Background An accurate monitoring technique is crucial in brain tumors to choose the best treatment approach after surgery and/or chemoradiation. Radiological assessment of brain tumors is widely based on the magnetic resonance imaging (MRI) modality in this regard; however, MRI criteria are unable to precisely differentiate tumoral tissue from treatment-related changes. This study was conducted to evaluate whether fused MRI and O-(2-¹⁸F-fluoroethyl)-L-tyrosine (¹⁸F-FET) positron emission tomography (PET) can improve the diagnostic accuracy of the practitioners to discriminate treatment-related changes from true recurrence of brain tumor.

Methods We retrospectively analyzed ¹⁸F-FET PET/computed tomography (CT) of 11 patients with histopathologically proven brain tumors that were suspicious for recurrence changes after 3 to 4 months of surgery. All the patients underwent MRI and ¹⁸F-FET PET/CT. As a third assessment, fused ¹⁸F-FET PET/MRI was also acquired. Finally, the diagnostic accuracy of the applied modalities was compared.

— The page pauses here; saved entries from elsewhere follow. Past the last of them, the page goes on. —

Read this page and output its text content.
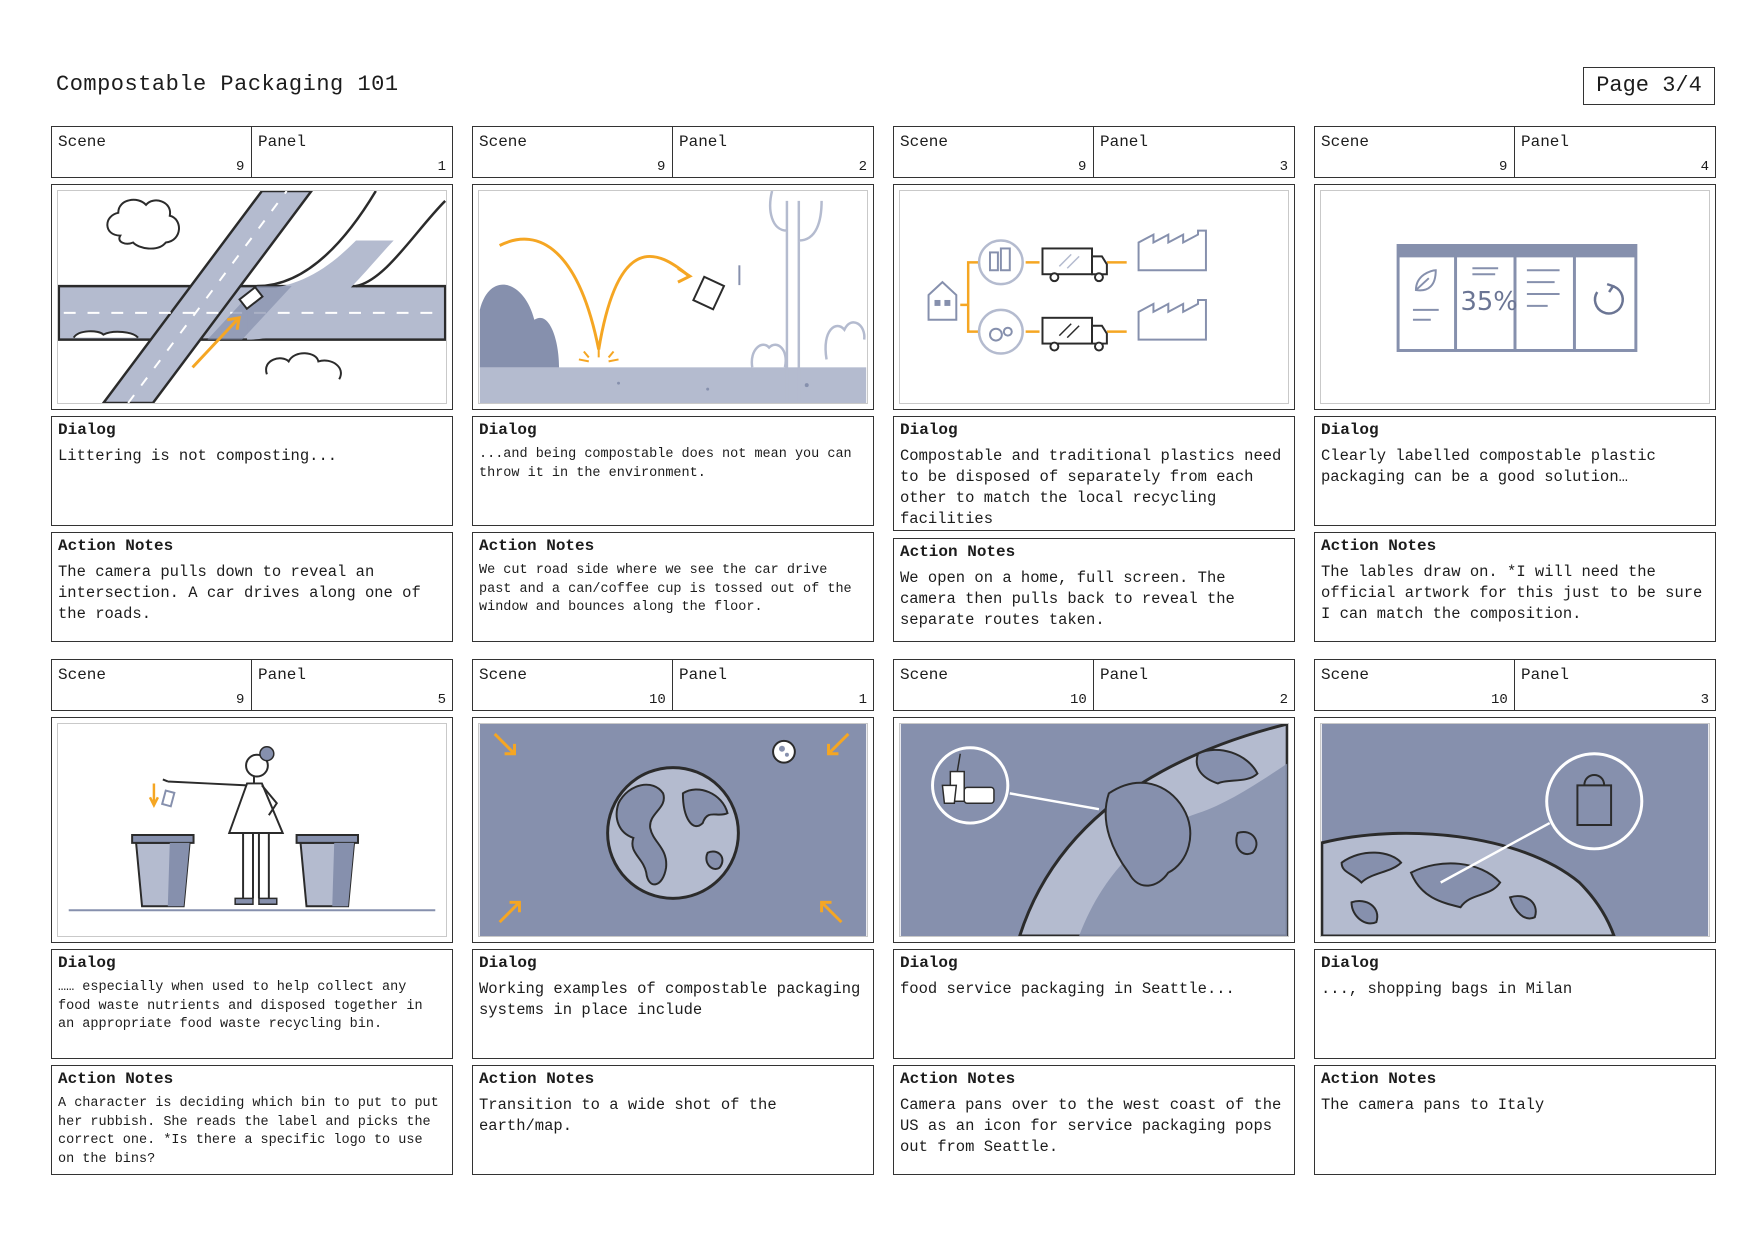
Compostable Packaging 101	Page 3/4
Scene
9
Panel
1
Dialog
Littering is not composting...
Action Notes
The camera pulls down to reveal an intersection. A car drives along one of the roads.
Scene
9
Panel
2
Dialog
...and being compostable does not mean you can throw it in the environment.
Action Notes
We cut road side where we see the car drive past and a can/coffee cup is tossed out of the window and bounces along the floor.
Scene
9
Panel
3
Dialog
Compostable and traditional plastics need to be disposed of separately from each other to match the local recycling facilities
Action Notes
We open on a home, full screen. The camera then pulls back to reveal the separate routes taken.
Scene
9
Panel
4
35%
Dialog
Clearly labelled compostable plastic packaging can be a good solution…
Action Notes
The lables draw on. *I will need the official artwork for this just to be sure I can match the composition.
Scene
9
Panel
5
Dialog
…… especially when used to help collect any food waste nutrients and disposed together in an appropriate food waste recycling bin.
Action Notes
A character is deciding which bin to put to put her rubbish. She reads the label and picks the correct one. *Is there a specific logo to use on the bins?
Scene
10
Panel
1
Dialog
Working examples of compostable packaging systems in place include
Action Notes
Transition to a wide shot of the earth/map.
Scene
10
Panel
2
Dialog
food service packaging in Seattle...
Action Notes
Camera pans over to the west coast of the US as an icon for service packaging pops out from Seattle.
Scene
10
Panel
3
Dialog
..., shopping bags in Milan
Action Notes
The camera pans to Italy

Results Eleven patients aged 27 to 73 years with a mean age of 47 ± 13 years were enrolled. According to the results, 9/11 cases (82%) showed positive MRI and 6 cases (55%) showed positive PET/CT and PET/MRI. Tumoral recurrence was observed in six patients (55%) in the follow-up period. Based on the follow-up results, accuracy, sensitivity, specificity, positive predictive value (PPV), and negative predictive value (NPV) were 64, 85, 25, 67, and 50%, respectively, for MRI alone and 91, 85, 100, 100, and 80%, respectively, for both PET/CT and PET/MRI.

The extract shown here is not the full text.